Chronisch kranke und behinderte Men­schen sollen sich nicht nur über ihre behin­derungsbedingten Probleme äußern kön­nen, sondern müssen auch zu allgemeinen gesellschaftlichen Themen gefragt sein. Bis heute gibt es z.B. kaum Fernsehsendun­gen, bei denen Menschen mit einer Behin­derung wegen ihrer fachlichen Kompetenz eingeladen werden.

Selbstbestimmung und Interessenvertretung

Im Kampf um die Emanzipation betrof­fener chronisch kranker und behinderter Menschen hat unsere LAGH in den ver­gangenen Jahren immer wieder deutlich gemacht, dass über Integration, Normali­tät und Normalisierung im Verhältnis zwi­schen Behinderten und Nichtbehinderten nur dann ernsthaft gesprochen werden kann, wenn man die Forderung nach einem selbstbestimmten und soweit wie möglich eigenständigen Leben auch für diesen Personenkreis unterstützt. Nach wie vor machen chronisch kranke und behinderte Menschen immer wieder die Erfahrung, dass Helfer und Fachleute sich anmaßen zu entscheiden, was für diesen Personen­kreis das Beste sei. Selbst gut gemeinte Hilfsangebote dürfen keinem Selbstzweck dienen, sondern müssen im Kontext und im Aushandeln mit dem Betroffenen umge­setzt werden.

Das mittlerweile in Kraft getretene Bun­desgleichstellungsgesetz für Menschen mit Behinderung und die noch im Jahr 2003 geschaffenen Landesgleichstellungsge­setze sind hoffnungsvolle Ansätze für den Abbau von Barrieren und für die Verwirkli­chung des Prinzips der Selbstbestimmung.
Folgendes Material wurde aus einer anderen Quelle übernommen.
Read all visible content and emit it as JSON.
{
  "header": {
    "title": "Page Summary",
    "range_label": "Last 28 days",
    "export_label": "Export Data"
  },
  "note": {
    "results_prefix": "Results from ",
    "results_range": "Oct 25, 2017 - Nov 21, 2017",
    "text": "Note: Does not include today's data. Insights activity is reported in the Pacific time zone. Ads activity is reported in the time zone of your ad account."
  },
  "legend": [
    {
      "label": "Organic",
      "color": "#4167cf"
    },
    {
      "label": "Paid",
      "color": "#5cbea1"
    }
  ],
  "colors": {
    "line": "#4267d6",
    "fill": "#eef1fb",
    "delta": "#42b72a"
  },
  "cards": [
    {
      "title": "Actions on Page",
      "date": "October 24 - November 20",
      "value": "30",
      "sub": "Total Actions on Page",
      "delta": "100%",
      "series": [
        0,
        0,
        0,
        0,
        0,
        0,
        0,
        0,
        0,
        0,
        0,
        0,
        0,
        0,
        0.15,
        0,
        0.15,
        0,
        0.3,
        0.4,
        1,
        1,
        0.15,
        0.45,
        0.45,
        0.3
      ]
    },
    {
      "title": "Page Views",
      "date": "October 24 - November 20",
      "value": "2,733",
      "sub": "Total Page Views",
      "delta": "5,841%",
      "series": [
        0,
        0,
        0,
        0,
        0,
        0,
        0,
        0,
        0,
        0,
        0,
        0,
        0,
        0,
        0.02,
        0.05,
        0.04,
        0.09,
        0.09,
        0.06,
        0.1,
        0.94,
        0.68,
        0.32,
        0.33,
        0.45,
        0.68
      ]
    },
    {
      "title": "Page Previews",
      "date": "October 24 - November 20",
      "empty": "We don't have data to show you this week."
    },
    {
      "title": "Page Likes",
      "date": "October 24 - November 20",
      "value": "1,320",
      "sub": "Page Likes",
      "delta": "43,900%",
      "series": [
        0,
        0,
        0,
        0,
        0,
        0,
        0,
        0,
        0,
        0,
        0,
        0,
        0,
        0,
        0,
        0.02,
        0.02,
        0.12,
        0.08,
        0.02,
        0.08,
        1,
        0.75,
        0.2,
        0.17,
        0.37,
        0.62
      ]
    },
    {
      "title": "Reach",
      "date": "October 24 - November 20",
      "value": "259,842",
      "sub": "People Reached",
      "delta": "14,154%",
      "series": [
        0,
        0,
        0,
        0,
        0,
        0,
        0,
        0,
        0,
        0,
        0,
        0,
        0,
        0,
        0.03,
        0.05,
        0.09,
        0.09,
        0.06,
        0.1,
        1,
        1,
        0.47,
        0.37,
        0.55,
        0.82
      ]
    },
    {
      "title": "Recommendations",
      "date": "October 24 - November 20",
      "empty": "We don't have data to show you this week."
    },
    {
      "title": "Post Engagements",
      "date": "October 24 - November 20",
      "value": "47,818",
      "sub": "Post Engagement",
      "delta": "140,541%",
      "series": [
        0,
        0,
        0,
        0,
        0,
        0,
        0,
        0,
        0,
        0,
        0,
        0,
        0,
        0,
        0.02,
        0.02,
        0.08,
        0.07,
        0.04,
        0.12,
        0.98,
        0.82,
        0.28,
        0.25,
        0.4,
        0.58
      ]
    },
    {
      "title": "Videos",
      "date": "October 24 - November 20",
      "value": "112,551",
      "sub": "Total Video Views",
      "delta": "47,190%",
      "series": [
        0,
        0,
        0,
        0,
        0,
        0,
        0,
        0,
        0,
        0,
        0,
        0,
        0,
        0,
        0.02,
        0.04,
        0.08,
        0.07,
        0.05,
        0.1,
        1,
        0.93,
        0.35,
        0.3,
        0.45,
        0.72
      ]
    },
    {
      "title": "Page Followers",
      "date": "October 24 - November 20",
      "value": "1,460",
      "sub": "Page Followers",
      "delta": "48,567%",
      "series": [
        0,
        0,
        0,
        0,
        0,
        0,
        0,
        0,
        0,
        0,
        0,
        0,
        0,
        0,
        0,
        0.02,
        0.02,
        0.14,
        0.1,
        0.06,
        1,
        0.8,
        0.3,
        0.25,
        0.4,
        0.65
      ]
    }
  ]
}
In diesem Zusammenhang ist die Veranke­rung der Interessen- und Selbstvertretung chronisch kranker und behinderter Men­schen in solche Gesetze von zentraler Be­deutung. Die LAGH ist eine dieser Struktu­ren der Selbst- und Interessenvertretung chronisch kranker und behinderter Men­schen auf Landesebene.

Ausblick

Eigentlich müsste man annehmen, dass Ziele, wie Selbstbestimmung, das Streben nach Eigenständigkeiten und Autonomie der Menschen mit chronischer Krankheit oder Behinderung von allen gesellschaftlichen Gruppen uneingeschränkt unterstützt werden. Leider müssen betroffene chronisch kranke und behinderte Menschen immer wieder die Erfahrung machen, dass aufgrund von unterschiedlichen Interessenslagen und finanziell knappen Ressourcen in der Behindertenhilfe und einer oftmals gleichgültigen Öffentlichkeit der Weg zu einer „Normalität“ noch sehr weit ist.